Your assignment is the following:
- Look at all of the images and choose the one you want to write about. (In order to look at them more closely I recommend dragging an image to your desk top and then opening it to enlarge it).
- In a 250-word paragraph, analyze the visual rhetorics of your chosen image. Remember to DESCRIBE then INTERPRET, drawing clear connections between your descriptions and interpretations. You may choose to refer to anything you learned from the first half of the documentary How to Survive a Plague, which we viewed on Thursday. Ultimately, I want you to use your rhetorical analysis (your description, your connection-making, and your theorizing) in order to advance an argument about the intended effect of your chosen image. What did the creator want people to feel, do, or avoid? How is the image working upon people’s visual and verbal perceptions in order to persuade them accordingly?
- Revise. I will print and comment on these writings, so invest as much time and effort as you can in editing. That said, I will not grade them a letter grade. Your substantial completion of the task will be logged into the weekly assignments and will weigh evenly with the others.
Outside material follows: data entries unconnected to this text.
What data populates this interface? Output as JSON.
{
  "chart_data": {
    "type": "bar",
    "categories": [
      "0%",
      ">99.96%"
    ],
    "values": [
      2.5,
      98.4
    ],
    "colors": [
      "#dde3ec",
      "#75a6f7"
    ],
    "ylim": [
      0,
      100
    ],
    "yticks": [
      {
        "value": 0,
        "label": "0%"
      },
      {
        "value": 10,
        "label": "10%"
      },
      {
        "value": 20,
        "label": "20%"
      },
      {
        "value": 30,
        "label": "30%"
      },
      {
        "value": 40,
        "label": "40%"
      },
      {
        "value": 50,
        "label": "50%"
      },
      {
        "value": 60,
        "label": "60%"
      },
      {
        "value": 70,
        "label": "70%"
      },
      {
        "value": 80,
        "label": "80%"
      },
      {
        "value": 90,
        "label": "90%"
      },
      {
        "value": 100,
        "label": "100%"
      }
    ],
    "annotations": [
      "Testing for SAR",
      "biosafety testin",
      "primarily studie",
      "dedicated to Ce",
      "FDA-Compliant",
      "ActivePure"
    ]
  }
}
- Last, I realize that we have not discussed basic information about HIV/AIDS transmission and other health-oriented facts that are essential to your understanding of this unit. If you want clear info, I encourage you to read the following: https://aidsinfo.nih.gov/understanding-hiv-aids/fact-sheets/19/45/hiv-aids–the-basics
Lakoff and Johnson discuss how metaphor creeps into our daily speech in ways that we often do not recognize. One example they offer is the abundance of metaphorical language associating aspects of time with aspects of money. Their essay uses this example to demonstrate how common metaphors in our speech patterns reveal common concepts in our thinking (i.e., “that time is a limited resource” or “time is a valuable commodity”). Interestingly, another metaphor often associated with money is water. Assets often have “liquidity.” Bank accounts are sometimes “frozen.”
After you read the article, think about common phrases that contain hidden metaphors. Choose two and write ~100 words on each metaphorical phrase. Your goal is to theorize–to make a guess or a hypothesis–about the larger associative concepts behind these ordinary metaphors that people use without realizing it. Lakoff and Johnson’s essay provides an excellent model for how to do this.
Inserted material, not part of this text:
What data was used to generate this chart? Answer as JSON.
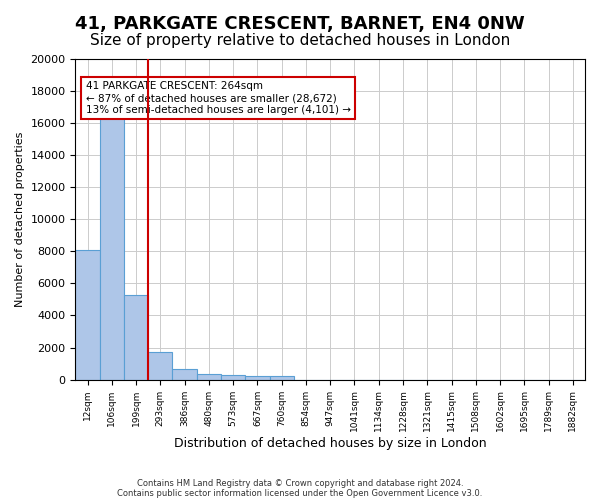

In your response, you should try to include (1) your own description of the metaphor, (2) a discussion of the contexts in which it is used, such as where you have heard it before, (3) a brainstormed interpretation regarding the many possible associations of ideas that this metaphor links (i.e., that time and money are both valuable in some way, or that water and digitized money seem to “flow” in different directions), and (4) a clear statement of your theory about the hidden concept that this metaphor reveals.
***Note*** Since some of you speak languages other than English, I would encourage you to analyze one (or even two) non-English expression(s). If you go this route, make sure that you translate the expression into English in your post so that non-speakers of the language can follow.